Rapporto SVIMEZ 2025: nel Sud cresce l’occupazione ma dilaga il lavoro povero. Campania tra le più colpite per fuga dei giovani e precarietà.
Il Rapporto SVIMEZ 2025 mostra un Mezzogiorno attraversato da una contraddizione profonda. La crescita economica degli ultimi anni — alimentata da PNRR, edilizia e incremento dei servizi — ha generato quasi mezzo milione di nuovi occupati tra il 2021 e il 2024, di cui circa 100.000 giovani.

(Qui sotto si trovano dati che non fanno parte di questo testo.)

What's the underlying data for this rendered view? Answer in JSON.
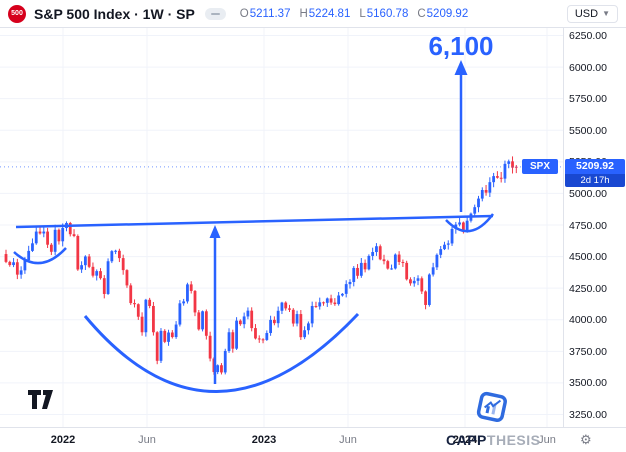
{
  "header": {
    "symbol_logo": "500",
    "title": "S&P 500 Index · 1W · SP",
    "ohlc": [
      {
        "label": "O",
        "value": "5211.37"
      },
      {
        "label": "H",
        "value": "5224.81"
      },
      {
        "label": "L",
        "value": "5160.78"
      },
      {
        "label": "C",
        "value": "5209.92"
      }
    ],
    "currency": "USD"
  },
  "price_line": {
    "symbol_badge": "SPX",
    "price_badge": "5209.92",
    "countdown": "2d 17h"
  },
  "annotations": {
    "price_target": "6,100",
    "pattern": "cup-and-handle"
  },
  "watermarks": {
    "tradingview": "TradingView",
    "brand_primary": "CAPP",
    "brand_secondary": "THESIS"
  },
  "colors": {
    "up": "#2962ff",
    "down": "#f23645",
    "annotation": "#2962ff",
    "grid": "#f0f3fa",
    "border": "#e0e3eb",
    "axis_text": "#131722",
    "muted_text": "#787b86",
    "badge": "#2962ff",
    "badge_countdown": "#1948d1",
    "logo_red": "#d6001c"
  },
  "price_scale": {
    "labels": [
      "6250.00",
      "6000.00",
      "5750.00",
      "5500.00",
      "5250.00",
      "5000.00",
      "4750.00",
      "4500.00",
      "4250.00",
      "4000.00",
      "3750.00",
      "3500.00",
      "3250.00"
    ]
  },
  "time_scale": {
    "labels": [
      {
        "text": "2022",
        "x": 63,
        "major": true
      },
      {
        "text": "Jun",
        "x": 147,
        "major": false
      },
      {
        "text": "2023",
        "x": 264,
        "major": true
      },
      {
        "text": "Jun",
        "x": 348,
        "major": false
      },
      {
        "text": "2024",
        "x": 465,
        "major": true
      },
      {
        "text": "Jun",
        "x": 547,
        "major": false
      }
    ]
  },
  "chart_data": {
    "type": "candlestick",
    "title": "S&P 500 Index, 1 week, SP",
    "symbol": "SPX",
    "timeframe": "1W",
    "x_ticks": [
      "2022",
      "Jun",
      "2023",
      "Jun",
      "2024",
      "Jun"
    ],
    "y_axis": {
      "min": 3250,
      "max": 6250,
      "step": 250
    },
    "grid": true,
    "current_price": 5209.92,
    "price_target": 6100,
    "first_open": 4520,
    "weekly_closes": [
      4458,
      4433,
      4455,
      4357,
      4391,
      4471,
      4545,
      4605,
      4698,
      4683,
      4698,
      4594,
      4538,
      4712,
      4621,
      4726,
      4766,
      4677,
      4663,
      4398,
      4432,
      4501,
      4419,
      4349,
      4385,
      4329,
      4204,
      4463,
      4543,
      4546,
      4488,
      4393,
      4272,
      4132,
      4123,
      4024,
      3901,
      4158,
      4109,
      3901,
      3675,
      3912,
      3825,
      3899,
      3863,
      3962,
      4130,
      4145,
      4280,
      4228,
      4058,
      3924,
      4067,
      3873,
      3693,
      3586,
      3640,
      3583,
      3753,
      3901,
      3771,
      3993,
      3965,
      4026,
      4072,
      3934,
      3852,
      3845,
      3840,
      3895,
      3999,
      3973,
      4071,
      4136,
      4090,
      4079,
      3970,
      4045,
      3862,
      3917,
      3971,
      4109,
      4105,
      4138,
      4134,
      4169,
      4136,
      4124,
      4192,
      4205,
      4282,
      4299,
      4410,
      4348,
      4450,
      4399,
      4505,
      4536,
      4582,
      4478,
      4464,
      4405,
      4406,
      4516,
      4457,
      4450,
      4320,
      4288,
      4308,
      4328,
      4224,
      4117,
      4358,
      4415,
      4514,
      4559,
      4594,
      4604,
      4719,
      4754,
      4770,
      4697,
      4784,
      4840,
      4891,
      4959,
      5027,
      5006,
      5089,
      5137,
      5124,
      5117,
      5234,
      5254,
      5204,
      5209.92
    ],
    "last_candle": {
      "o": 5211.37,
      "h": 5224.81,
      "l": 5160.78,
      "c": 5209.92
    }
  }
}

A questo dato positivo, però, si contrappone l’altra faccia della medaglia: contratti precari, salari stagnanti o in calo, aumento dei lavoratori poveri, cioè persone con un impiego regolare ma incapaci di condurre una vita dignitosa.
La grande fuga: 175mila giovani via dal Sud in tre anni
L’emorragia giovanile è il vero epicentro dell’allarme SVIMEZ: tra il 2022 e il 2024, il Mezzogiorno ha perso circa 175.000 giovani tra i 25 e i 34 anni, diretti verso il Centro-Nord o all’estero.
La Campania da sola ha registrato 48.489 partenze. Sono soprattutto donne, e sette laureate su dieci tra quelle che lasciano la regione.
SVIMEZ sottolinea come il mercato del lavoro meridionale non riesca a offrire sbocchi coerenti con studi e competenze: i giovani finiscono spesso in settori a bassa specializzazione, con scarso valore aggiunto e prospettive minime di carriera.

La “trappola del capitale umano” e il rischio declino
Questo squilibrio produce un effetto perverso:
- il Sud forma competenze,
- ma non riesce a trattenerle,
- e quindi perde innovazione, know-how e potenziale di crescita.
SVIMEZ definisce questo meccanismo una “trappola del capitale umano” da cui diventa ogni anno più difficile uscire.
Per la provincia di Caserta, con la sua economia fatta di PMI, manifattura, agricoltura e servizi, il fenomeno è particolarmente rischioso: alla “ripresa numerica” dell’occupazione si affianca uno svuotamento del tessuto sociale e produttivo.
Palumbo (CISAL Caserta): “Non è destino, ma frutto di scelte sbagliate”
Il segretario generale della CISAL Caserta, Ferdinando Palumbo, commenta con toni severi e diretti, offrendo una chiave di lettura marcatamente politica e autocritica:
«Il Mezzogiorno non è vittima del destino, ma delle scelte sbagliate di chi ha amministrato la cosa pubblica; di governi che hanno promesso sviluppo e poi tagliato risorse; di una classe dirigente che ha preferito la gestione dell’emergenza alla costruzione di un futuro. Paghiamo decenni di politiche miopi, di burocrazie che hanno soffocato l’iniziativa privata, di imprese che hanno accettato il ricatto di salari bassi pur di sopravvivere, di apparati istituzionali incapaci di bonificare la corruzione e le zone d’ombra».
Una diagnosi dura, che Palumbo completa indicando una direzione precisa:
«Serve un cambio di rotta radicale. Occorre restituire dignità al lavoro, stabilire contratti seri e ben pagati, valorizzare le competenze e creare opportunità professionali stabili e qualificate sul territorio. Il Mezzogiorno deve tornare ad essere spazio di merito, non di sfruttamento; deve restituire speranza ai giovani, non spingerli via. Chi ha determinato il declino — politica, classi dirigenti, imprenditori pigri o cinici — deve assumersi la responsabilità della ricostruzione. Perché il Sud non è un’appendice: è una risorsa strategica del Paese. E non possiamo più permetterci di voltare lo sguardo altrove».
Una crisi che non è solo economica, ma sociale e generazionale
Il quadro delineato da SVIMEZ ha un’implicazione chiara: la crisi del Sud non è solo una questione di dati economici, ma riguarda cultura, coesione e identità.
Senza investimenti veri nel lavoro di qualità, nelle infrastrutture sociali e nella capacità produttiva locale, il rischio è uno: che il Mezzogiorno perda non solo i suoi giovani, ma la propria ragione di essere.